Bentuk-Bentuk Penyimpangan di Jalan Dakwah (Bagian ke-1: Penyimpangan Tujuan)

Ilustrasi. (hdwallpapers4u.eu)

dakwatuna.com – Banyak bentuk penyimpangan dari prinsip dakwah. Ada yang jelas, ada pula yang tersembunyi dan samar-samar. Penyimpangan dapat berbentuk penyimpangan tujuan (ghayah), sasaran (ahdaf), sekitar jamaah dan komitmen (iltizam), pemahaman (fahm), sarana (wasilah), langkah (khiththah), dan lain-lainnya.

1. Penyimpangan Tujuan (Ghayah)

Penyimpangan tujuan termasuk salah satu penyelewengan paling berbahaya yang harus dihindari. Tujuan dakwah, semata-mata karena Allah. Dakwah yang bertujuan selain Allah, atau menyertai tujuan-tujuan lain, seperti tujuan dalam bentuk kepentingan pribadi selain tujuan kepada Allah, adalah suatu penyimpangan.

Setiap penyimpangan tujuan, meskipun ringan atau kecil, tetap akan menyebabkan amal tersebut tertolak. Allah tidak menghendaki sekutu dan tidak menerima amal, kecuali yang ikhlas karena-Nya. Karena itu, mengikhlaskan niat karena Allah dan membersihkan dari segala noda, menjadi persoalan mendasar dalam jalan dakwah ini. Dakwah memerlukan pelurusan niat dan pemantapan yang terus menerus. Jiwa manusia sering dipengaruhi hawa nafsu. Syaithan dapat menyusup ke aliran darah manusia, berusaha merusak ibadah, jihad, juga membatalkan amal dan pahala seseorang.

Bahaya Penyakit Hati

Riya’, ghurur (lupa diri), sombong, ego-centris dan gila popularitas, sebenarnya justru meruntuhkan popularitasnya sendiri. Memburu tujuan duniawi; seperti jabatan, kehormatan, kekayaan atau kekuasaan serta hal-hal duniawi lainnya yang tidak berharga. Ke semuanya merupakan contoh penyakit hati yang menyebabkan manusia menyimpang dari tujuan.

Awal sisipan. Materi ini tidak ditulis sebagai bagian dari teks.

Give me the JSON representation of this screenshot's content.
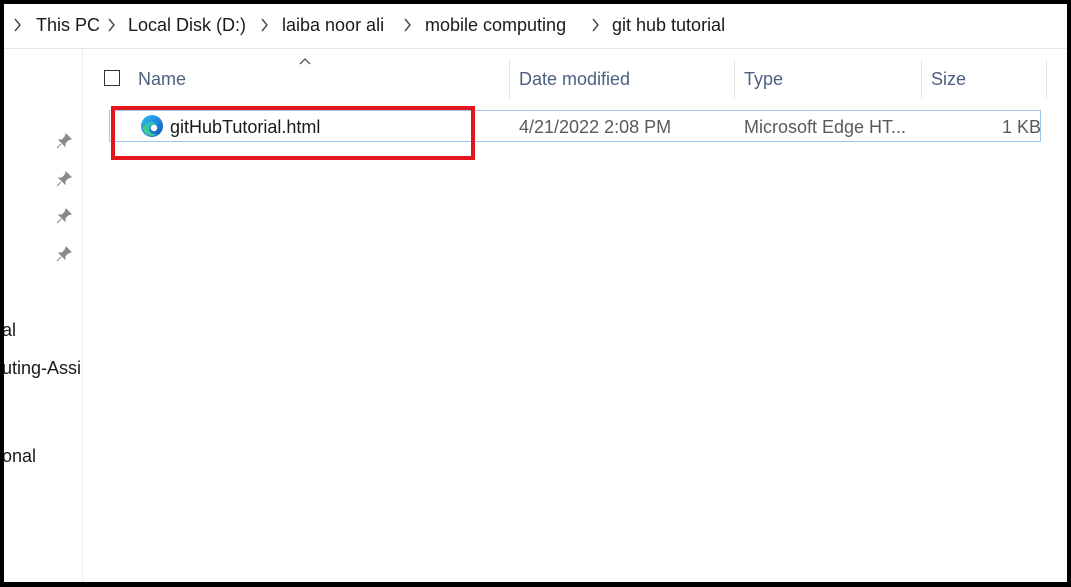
{
  "breadcrumb": {
    "items": [
      "This PC",
      "Local Disk (D:)",
      "laiba noor ali",
      "mobile computing",
      "git hub tutorial"
    ]
  },
  "nav_pane": {
    "partial_labels": [
      "al",
      "uting-Assi",
      "onal"
    ]
  },
  "file_list": {
    "columns": {
      "name": "Name",
      "date_modified": "Date modified",
      "type": "Type",
      "size": "Size"
    },
    "sort": {
      "column": "Name",
      "direction": "ascending"
    },
    "files": [
      {
        "name": "gitHubTutorial.html",
        "date_modified": "4/21/2022 2:08 PM",
        "type": "Microsoft Edge HT...",
        "size": "1 KB",
        "icon": "edge-html-file-icon",
        "selected": true
      }
    ]
  },
  "annotation": {
    "color": "#e3151f",
    "target": "gitHubTutorial.html"
  }
}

Penyakit hati merupakan penyakit paling berbahaya. Lebih berbahaya ketimbang penyakit jasmani yang pengaruhnya hanya terhadap jasad, yang fana sebatas kehidupan dunia. la (penyakit hati) dapat merusak niat seta membatalkan amal.

Setiap manusia mengidap penyakit hati. Tetapi, orang beriman selalu melawan dan menundukkan dengan kekuatan iman, takwa dan muraqabah akan Rabb-nya. Dengan pembaruan niat, mengutamakan yang ada di sisi Allah ketimbang semua kemewahan dunia. la yakin balasan Allah lebih baik dan kekal.

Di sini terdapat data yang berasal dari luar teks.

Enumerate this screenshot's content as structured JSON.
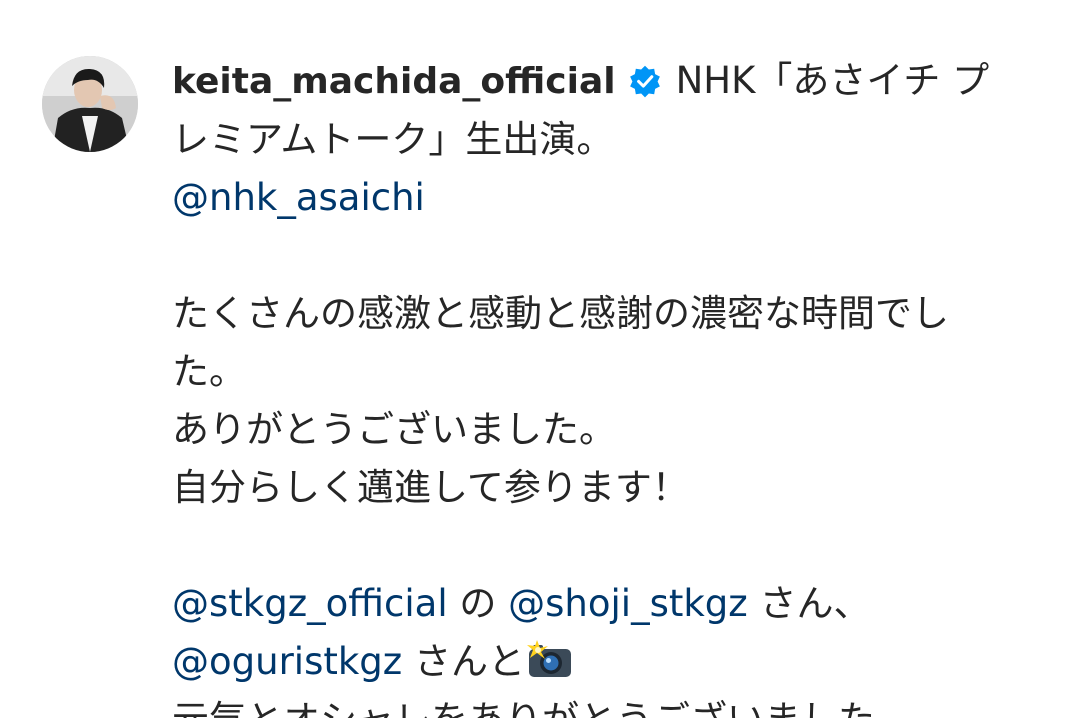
{
  "post": {
    "username": "keita_machida_official",
    "title_line1": "NHK「あさイチ プ",
    "title_line2": "レミアムトーク」生出演。",
    "mention_nhk": "@nhk_asaichi",
    "body_line1": "たくさんの感激と感動と感謝の濃密な時間でし",
    "body_line2": "た。",
    "body_line3": "ありがとうございました。",
    "body_line4": "自分らしく邁進して参ります！",
    "mention_stkgz": "@stkgz_official",
    "particle_no": "の",
    "mention_shoji": "@shoji_stkgz",
    "san_comma": "さん、",
    "mention_oguri": "@oguristkgz",
    "san_to": "さんと",
    "closing_line": "元気とオシャレをありがとうございました。"
  },
  "icons": {
    "verified": "verified-badge-icon",
    "camera": "camera-flash-emoji-icon"
  },
  "colors": {
    "text": "#262626",
    "mention": "#00376b",
    "verified_badge": "#0095f6"
  }
}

Penyakit hati memang sulit dilawan dan dibersihkan. Sebab, di sana terjadi perebutan pengaruh dan pertarungan, antara dorongan kebaikan dan kejahatan.

Antara mujahadah (perlawanan) terhadap nafsu dalam rangka membersihkan diri dan mendekatkannya kepada Allah dengan tarikan dunia yang bersifat nafsu jasmaniyah dan kemewahan dunia. Allah berfirman:

“Sungguh telah menang orang yang membersihkan nafsunya, dan celakalah orang yang mengotorinya.” (Asy-Syams: 9-10)

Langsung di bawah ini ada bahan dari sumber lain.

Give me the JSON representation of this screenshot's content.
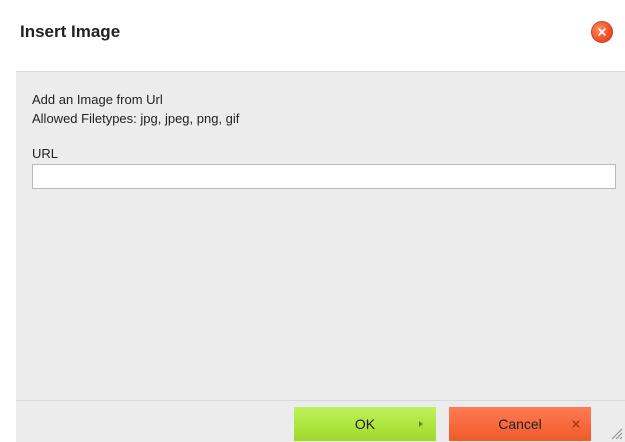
{
  "dialog": {
    "title": "Insert Image",
    "close_icon": "close-icon",
    "info_line_1": "Add an Image from Url",
    "info_line_2": "Allowed Filetypes: jpg, jpeg, png, gif",
    "url_label": "URL",
    "url_value": "",
    "url_placeholder": ""
  },
  "footer": {
    "ok_label": "OK",
    "ok_icon": "arrow-right-icon",
    "cancel_label": "Cancel",
    "cancel_icon": "close-icon"
  },
  "colors": {
    "ok_button": "#a9e038",
    "cancel_button": "#f2653b",
    "close_button": "#f2542a",
    "body_background": "#ececec"
  }
}
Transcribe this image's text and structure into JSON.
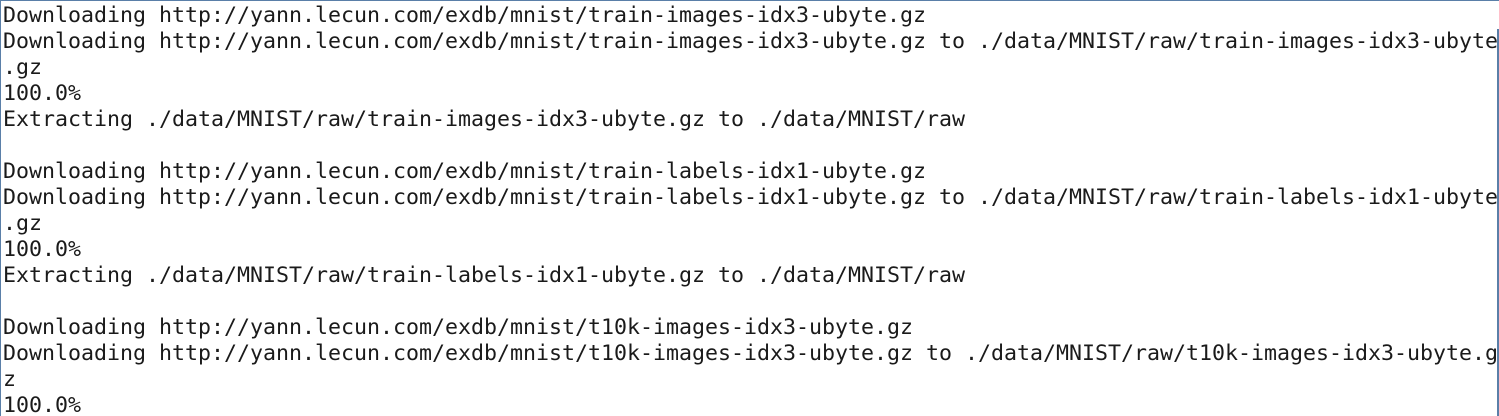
{
  "terminal": {
    "lines": [
      "Downloading http://yann.lecun.com/exdb/mnist/train-images-idx3-ubyte.gz",
      "Downloading http://yann.lecun.com/exdb/mnist/train-images-idx3-ubyte.gz to ./data/MNIST/raw/train-images-idx3-ubyte",
      ".gz",
      "100.0%",
      "Extracting ./data/MNIST/raw/train-images-idx3-ubyte.gz to ./data/MNIST/raw",
      "",
      "Downloading http://yann.lecun.com/exdb/mnist/train-labels-idx1-ubyte.gz",
      "Downloading http://yann.lecun.com/exdb/mnist/train-labels-idx1-ubyte.gz to ./data/MNIST/raw/train-labels-idx1-ubyte",
      ".gz",
      "100.0%",
      "Extracting ./data/MNIST/raw/train-labels-idx1-ubyte.gz to ./data/MNIST/raw",
      "",
      "Downloading http://yann.lecun.com/exdb/mnist/t10k-images-idx3-ubyte.gz",
      "Downloading http://yann.lecun.com/exdb/mnist/t10k-images-idx3-ubyte.gz to ./data/MNIST/raw/t10k-images-idx3-ubyte.g",
      "z",
      "100.0%"
    ]
  }
}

“Dan orang-orang yang bersungguh-sungguh di jalan Kami. Pasti Kami akan menunjukkan kepada mereka berbagai jalan Kami, dan sesungguhnya Allah beserta orang-orang yang berbuat kebaikan.” (Al-Ankabut: 69)

Penyimpangan tujuan tidak harus berarti mengarahkan secara total kepada tujuan-tujuan duniawi; berpaling secara total dari Allah, sedikit saja di dalam hati, itu sudah termasuk penyimpangan. Akibatnya, membatalkan amal dan mengeluarkannya dari batasan ikhlas karena Allah.

Penyimpangan tujuan sangat berbahaya. Karena niat berada di hati, sehingga sulit diketahui, walaupun, sudah terjadi. Kecuali, sesudah ekses penyimpangan yang tidak dapat ditutupi lagi. Kemudian merusak jamaah, atau paling tidak berpengaruh buruk. Terutama, jika yang bersangkutan mempunyai posisi menentukan. Akhirnya, mereka harus dikeluarkan dari barisan (shaf). Kecuali jika mereka taubat dengan membersihkan hati dan mengikhlaskan diri kepada Allah.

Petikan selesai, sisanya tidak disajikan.